Nothing has come easy for No. 16 Kentucky this season.
The Wildcats (6-2) needed overtime to defeat Saint Joseph’s 96-88 on Nov. 20. Then came a maddening 80-73 home loss to UNC Wilmington last Saturday.
Kentucky’s first opportunity to avenge that loss will come Saturday afternoon against Pennsylvania in a game which will be played at the Wells Fargo Center in Philadelphia.
Reed Sheppard led the Wildcats with 25 points and Antonio Reeves added 14 against UNC Wilmington.
Aaron Bradshaw, a 7-foot-1 freshman, scored three points in his debut after being out with an injured foot. Point guard D.J. Wagner was out with an ankle injury and it appeared to hinder the offense.
“The thing that bothered me to start the game — I understand our starting point guard was out, OK?” Kentucky coach John Calipari said. “But we didn’t play the same way. We held the ball. Everybody is trying to make a play. So now you say: ‘Well, why didn’t you get off more threes?’ Because everybody who caught it, held it.”
Wagner is considered day-to-day and could possibly return to face the Quakers.
“Whether he’ll play Saturday, we won’t know for a while,” Calipari said. “I know he wants to play, but it’s black and blue. It’s not swollen anymore, but it’s black and blue. So, we’ll see.”
Kentucky committed 14 turnovers and made a season-low five 3-pointers against the Seahawks.
Kentucky won all five previous meetings against Penn and last won 86-62 on Jan. 3, 2011, in Lexington.
It’s difficult to gauge if Penn is fully ready for this challenge considering its last game came against Division III foe FDU-Florham on Wednesday in a 111-57 rout.
The Quakers (6-4) received 18 points from Clark Slajchert in less than 15 minutes. Freshman Sam Brown scored 16 points.
In the game before that, Penn played solid throughout in a 93-92 loss to La Salle on an overtime buzzer beater by Khalil Brantley in the Big 5 Classic in Philadelphia.

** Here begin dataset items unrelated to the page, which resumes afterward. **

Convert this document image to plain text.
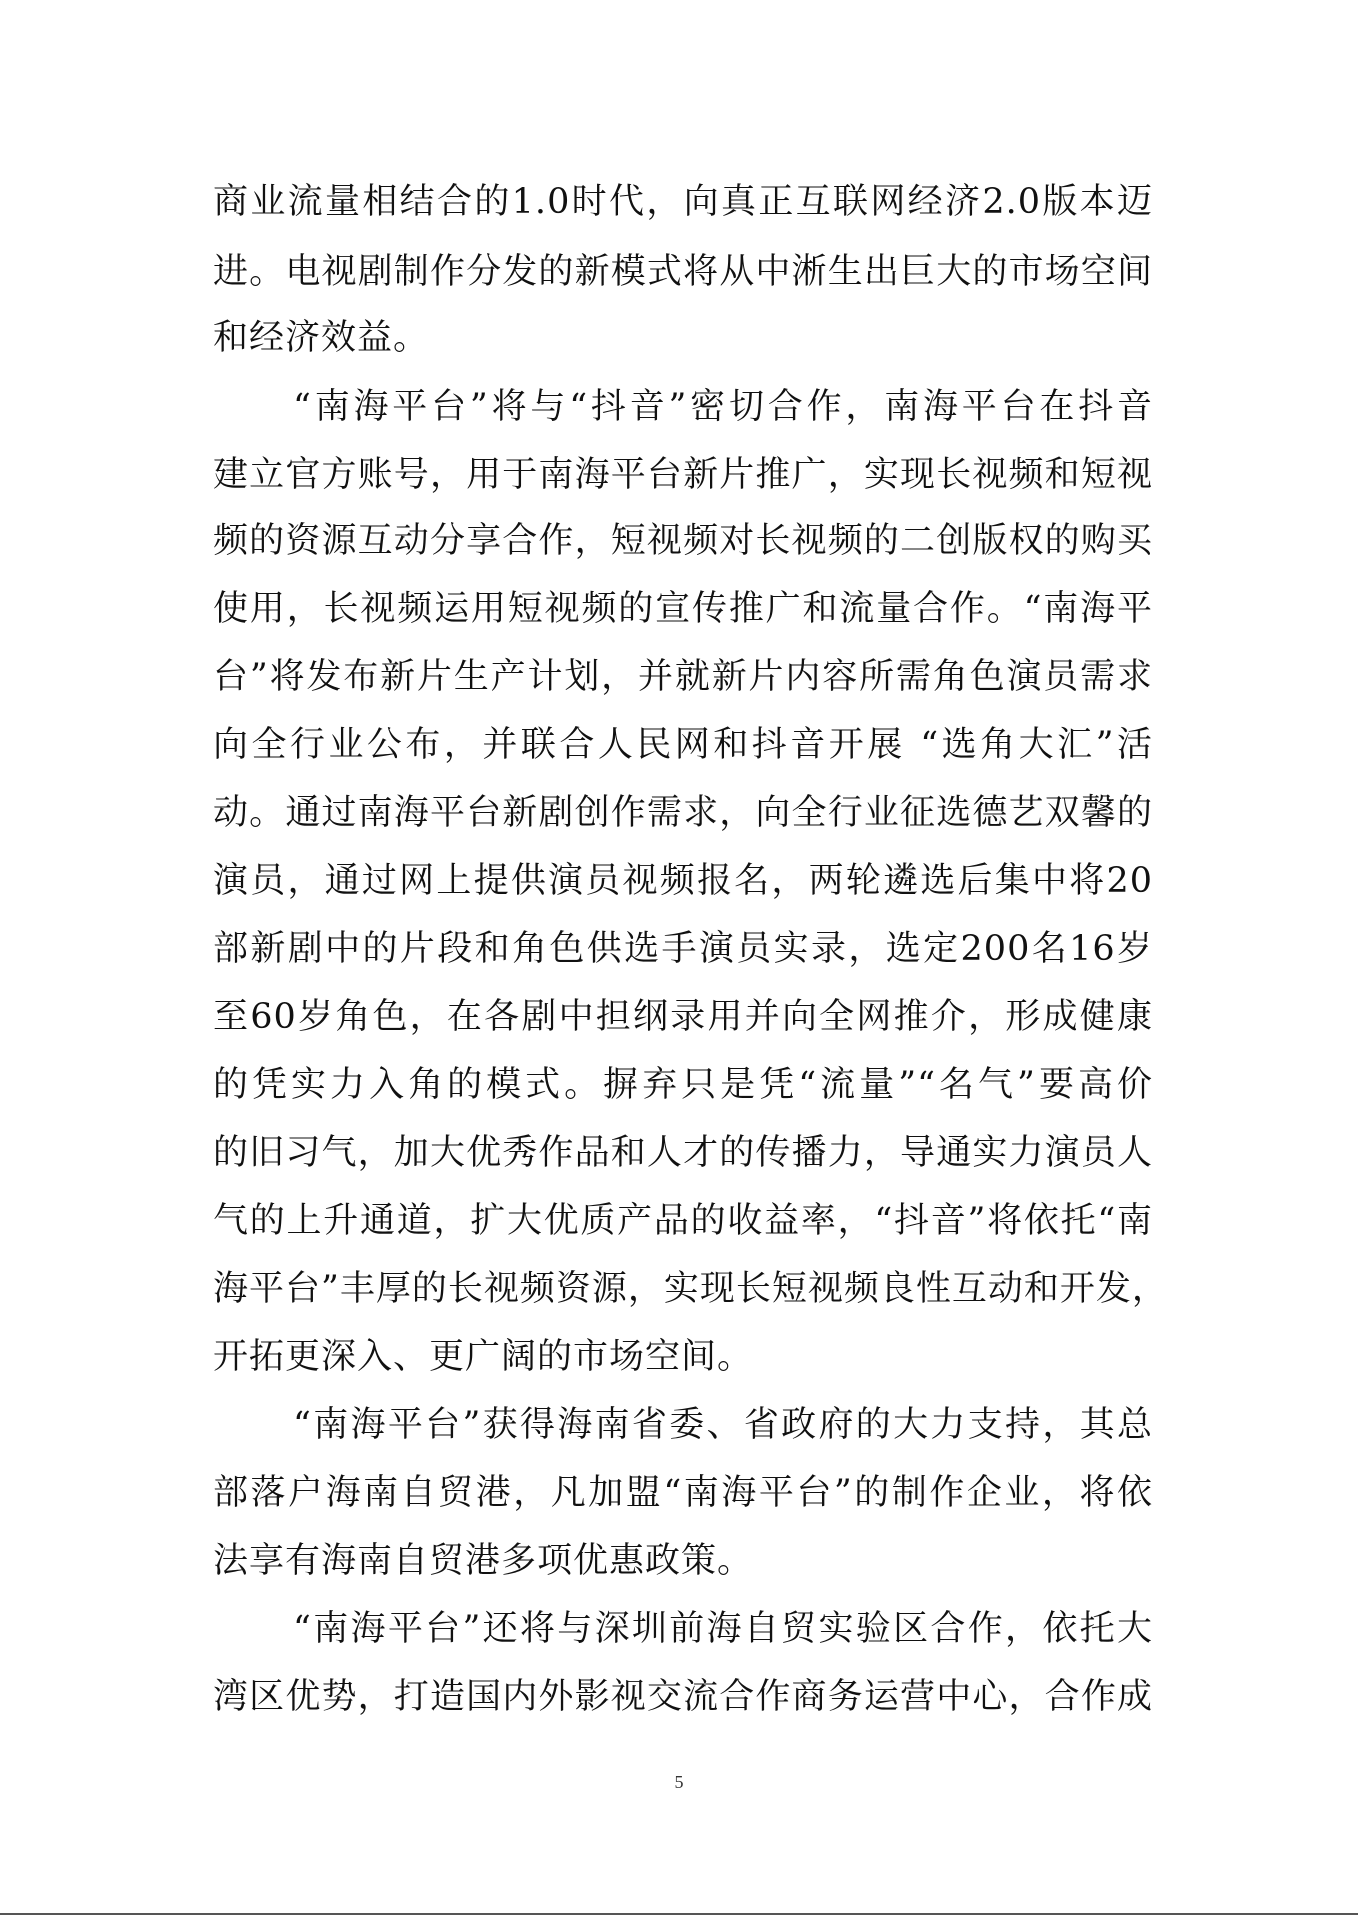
商业流量相结合的1.0时代，向真正互联网经济2.0版本迈
进。电视剧制作分发的新模式将从中淅生出巨大的市场空间
和经济效益。
“南海平台”将与“抖音”密切合作，南海平台在抖音
建立官方账号，用于南海平台新片推广，实现长视频和短视
频的资源互动分享合作，短视频对长视频的二创版权的购买
使用，长视频运用短视频的宣传推广和流量合作。“南海平
台”将发布新片生产计划，并就新片内容所需角色演员需求
向全行业公布，并联合人民网和抖音开展 “选角大汇”活
动。通过南海平台新剧创作需求，向全行业征选德艺双馨的
演员，通过网上提供演员视频报名，两轮遴选后集中将20
部新剧中的片段和角色供选手演员实录，选定200名16岁
至60岁角色，在各剧中担纲录用并向全网推介，形成健康
的凭实力入角的模式。摒弃只是凭“流量”“名气”要高价
的旧习气，加大优秀作品和人才的传播力，导通实力演员人
气的上升通道，扩大优质产品的收益率，“抖音”将依托“南
海平台”丰厚的长视频资源，实现长短视频良性互动和开发，
开拓更深入、更广阔的市场空间。
“南海平台”获得海南省委、省政府的大力支持，其总
部落户海南自贸港，凡加盟“南海平台”的制作企业，将依
法享有海南自贸港多项优惠政策。
“南海平台”还将与深圳前海自贸实验区合作，依托大
湾区优势，打造国内外影视交流合作商务运营中心，合作成
5
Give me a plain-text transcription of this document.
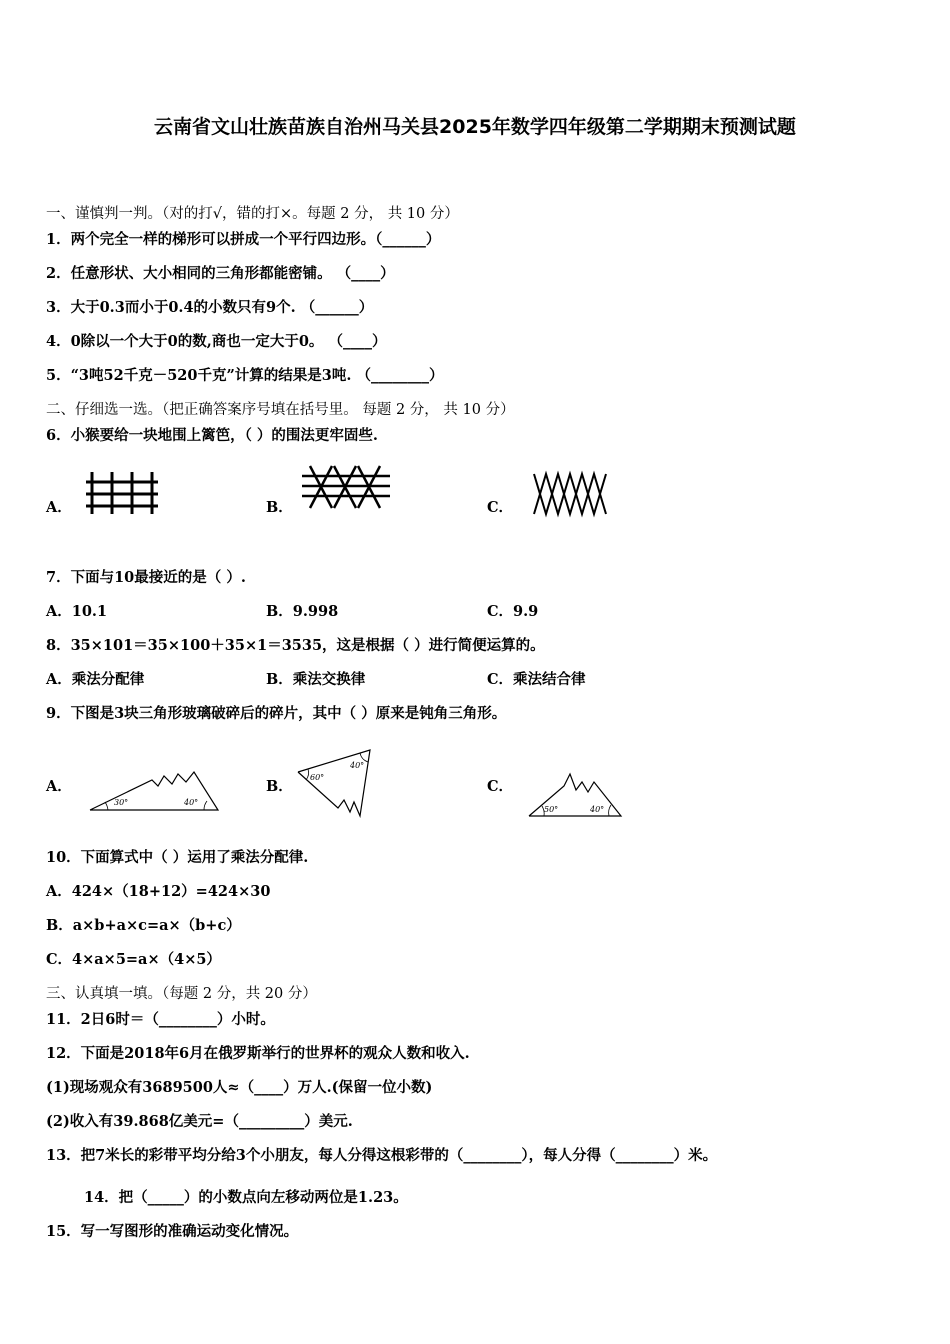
云南省文山壮族苗族自治州马关县2025年数学四年级第二学期期末预测试题
一、谨慎判一判。（对的打√，错的打×。每题 2 分， 共 10 分）
1．两个完全一样的梯形可以拼成一个平行四边形。（______）
2．任意形状、大小相同的三角形都能密铺。 （____）
3．大于0.3而小于0.4的小数只有9个. （______）
4．0除以一个大于0的数,商也一定大于0。 （____）
5．“3吨52千克－520千克”计算的结果是3吨. （________）
二、仔细选一选。（把正确答案序号填在括号里。 每题 2 分， 共 10 分）
6．小猴要给一块地围上篱笆，（ ）的围法更牢固些.
A．	B．	C．
7．下面与10最接近的是（ ）.
A．10.1	B．9.998	C．9.9
8．35×101＝35×100＋35×1＝3535，这是根据（ ）进行简便运算的。
A．乘法分配律	B．乘法交换律	C．乘法结合律
9．下图是3块三角形玻璃破碎后的碎片，其中（ ）原来是钝角三角形。
A．
30°	40°
B．
60°
40°
C．
50°	40°
10．下面算式中（ ）运用了乘法分配律.
A．424×（18+12）=424×30
B．a×b+a×c=a×（b+c）
C．4×a×5=a×（4×5）
三、认真填一填。（每题 2 分，共 20 分）
11．2日6时＝（________）小时。
12．下面是2018年6月在俄罗斯举行的世界杯的观众人数和收入.
(1)现场观众有3689500人≈（____）万人.(保留一位小数)
(2)收入有39.868亿美元=（_________）美元.
13．把7米长的彩带平均分给3个小朋友，每人分得这根彩带的（________），每人分得（________）米。
14．把（_____）的小数点向左移动两位是1.23。
15．写一写图形的准确运动变化情况。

“I thought both teams just played in the spirit of what the Big 5 is all about,” Pennsylvania coach Steve Donahue said after the tough defeat. “We traded blow after blow. I think our guys gave it their all. To lose the game that way? That’s pretty hard to handle but it is what it is.”
Slajchert poured in 33 points against La Salle while Nick Spinoso added 17 points, eight rebounds and eight assists.
The Quakers have proven to be a tough opponent all season and that was evident in an earlier win over Villanova.
If Penn hopes to pull an upset over Kentucky, it will likely happen on the defensive side.
“I think we did almost everything that we could’ve there,” Slajchert said of the loss to the Explorers. “But we didn’t lose the game there, we lost on the defensive end for 40 minutes before.”
The Quakers compiled 14 steals against FDU-Florham, their most in a game since an 82-63 victory over Cornell on Feb. 12, 2017.